Network interactions simultaneously enhance stiffness and lubricity of triple-network hydrogels

Abstract

Synthetic hydrogels displaying cartilage-mimetic bulk and surface properties may serve as cartilage substitutes. Multi-network, electrostatic hydrogels that leverage intra- and inter-network repulsive and attractive forces represent a promising approach. Herein, triple network (TN) hydrogels were prepared to obtain a combination of desired characteristics (i.e., hydration, stiffness, shear stress, and friction properties). The TN hydrogels were comprised of a negatively charged 1st network and a neutral 2nd network possessing hydrophobic associations. Presumed to significantly influence surface properties, the 3rd network charge was systematically varied as cationic, anionic, and zwitterionic.
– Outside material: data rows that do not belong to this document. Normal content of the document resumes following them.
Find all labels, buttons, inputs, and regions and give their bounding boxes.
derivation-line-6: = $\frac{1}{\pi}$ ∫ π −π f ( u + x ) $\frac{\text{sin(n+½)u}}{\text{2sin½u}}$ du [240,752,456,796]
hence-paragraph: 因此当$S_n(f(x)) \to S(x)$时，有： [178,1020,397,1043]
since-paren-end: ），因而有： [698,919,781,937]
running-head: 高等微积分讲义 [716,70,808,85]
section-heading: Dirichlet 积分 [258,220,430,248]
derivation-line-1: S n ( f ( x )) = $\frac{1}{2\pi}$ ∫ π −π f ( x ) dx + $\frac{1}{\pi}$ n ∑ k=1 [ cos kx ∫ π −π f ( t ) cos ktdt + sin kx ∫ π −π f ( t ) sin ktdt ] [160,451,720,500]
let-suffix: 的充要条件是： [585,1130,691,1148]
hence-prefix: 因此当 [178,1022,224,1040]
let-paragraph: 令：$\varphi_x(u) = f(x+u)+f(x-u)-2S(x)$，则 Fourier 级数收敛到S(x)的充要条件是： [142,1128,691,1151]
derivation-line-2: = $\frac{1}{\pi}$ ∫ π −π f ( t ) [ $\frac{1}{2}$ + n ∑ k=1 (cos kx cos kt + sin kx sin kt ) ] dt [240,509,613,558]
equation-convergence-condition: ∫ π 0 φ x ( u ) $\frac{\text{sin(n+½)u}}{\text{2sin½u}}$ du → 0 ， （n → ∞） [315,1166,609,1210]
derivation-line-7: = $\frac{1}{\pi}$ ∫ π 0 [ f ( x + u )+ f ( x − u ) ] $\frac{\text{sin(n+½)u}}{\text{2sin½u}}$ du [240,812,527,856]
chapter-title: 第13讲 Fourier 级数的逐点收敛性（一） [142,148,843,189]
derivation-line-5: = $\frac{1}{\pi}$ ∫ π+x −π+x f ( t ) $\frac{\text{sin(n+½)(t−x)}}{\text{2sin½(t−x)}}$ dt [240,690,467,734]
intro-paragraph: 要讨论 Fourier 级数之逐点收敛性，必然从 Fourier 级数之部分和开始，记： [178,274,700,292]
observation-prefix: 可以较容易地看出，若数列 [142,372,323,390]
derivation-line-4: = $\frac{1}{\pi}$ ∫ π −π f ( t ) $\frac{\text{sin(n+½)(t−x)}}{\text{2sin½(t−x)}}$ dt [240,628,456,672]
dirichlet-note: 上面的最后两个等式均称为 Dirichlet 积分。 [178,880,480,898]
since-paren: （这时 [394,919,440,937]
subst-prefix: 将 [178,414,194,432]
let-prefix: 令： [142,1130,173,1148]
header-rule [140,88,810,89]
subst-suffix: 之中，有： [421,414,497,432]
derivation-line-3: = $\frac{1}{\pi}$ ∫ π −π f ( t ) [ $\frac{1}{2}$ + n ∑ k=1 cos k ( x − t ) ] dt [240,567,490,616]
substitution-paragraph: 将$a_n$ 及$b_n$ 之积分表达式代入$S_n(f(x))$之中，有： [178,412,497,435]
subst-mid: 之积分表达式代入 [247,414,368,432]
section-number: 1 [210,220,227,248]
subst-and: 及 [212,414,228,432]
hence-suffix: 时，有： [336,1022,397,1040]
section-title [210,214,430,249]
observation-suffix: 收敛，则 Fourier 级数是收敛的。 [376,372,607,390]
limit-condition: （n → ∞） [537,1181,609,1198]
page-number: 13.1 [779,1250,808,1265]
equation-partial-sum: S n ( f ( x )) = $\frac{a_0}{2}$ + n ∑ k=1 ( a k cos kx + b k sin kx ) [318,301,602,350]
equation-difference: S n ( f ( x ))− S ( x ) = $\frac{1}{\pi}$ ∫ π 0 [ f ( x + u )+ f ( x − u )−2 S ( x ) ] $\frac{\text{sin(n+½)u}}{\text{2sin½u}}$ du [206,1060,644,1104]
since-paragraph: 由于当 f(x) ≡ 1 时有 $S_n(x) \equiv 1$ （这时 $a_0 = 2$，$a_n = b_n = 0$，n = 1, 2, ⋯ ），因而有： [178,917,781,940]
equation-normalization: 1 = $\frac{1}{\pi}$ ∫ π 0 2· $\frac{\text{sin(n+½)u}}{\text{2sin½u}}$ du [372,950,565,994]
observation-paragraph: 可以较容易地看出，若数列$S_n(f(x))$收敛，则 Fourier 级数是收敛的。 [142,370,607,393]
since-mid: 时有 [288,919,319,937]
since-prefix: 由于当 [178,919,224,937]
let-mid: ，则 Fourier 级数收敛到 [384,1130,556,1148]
A double-network (DN) hydrogel, comprised of the same 1st and 2nd network as for the TN hydrogels, was included as a control as well as native cartilage specimens. Micro-indentation was performed with a steel ball, yielding stiffness values as well as the contact area during sliding. The lubrication in both deionized (DI) water and fetal bovine serum (FBS) was evaluated with the micro-indenter wherein the stage reciprocated in a range of speeds. All the TN hydrogels exhibited greater Youngs modulus than the DN hydrogel control. The TN bearing a cationic 3rd network exhibited an exceptionally high Youngs modulus of ≈1.4 MPa, which was even higher than that of the cartilage samples. In both DI water and FBS, for most testing speeds, the TN hydrogels exhibited lower friction coefficient (COF) values and lower shear stresses than DN hydrogel as well as the native cartilage specimens.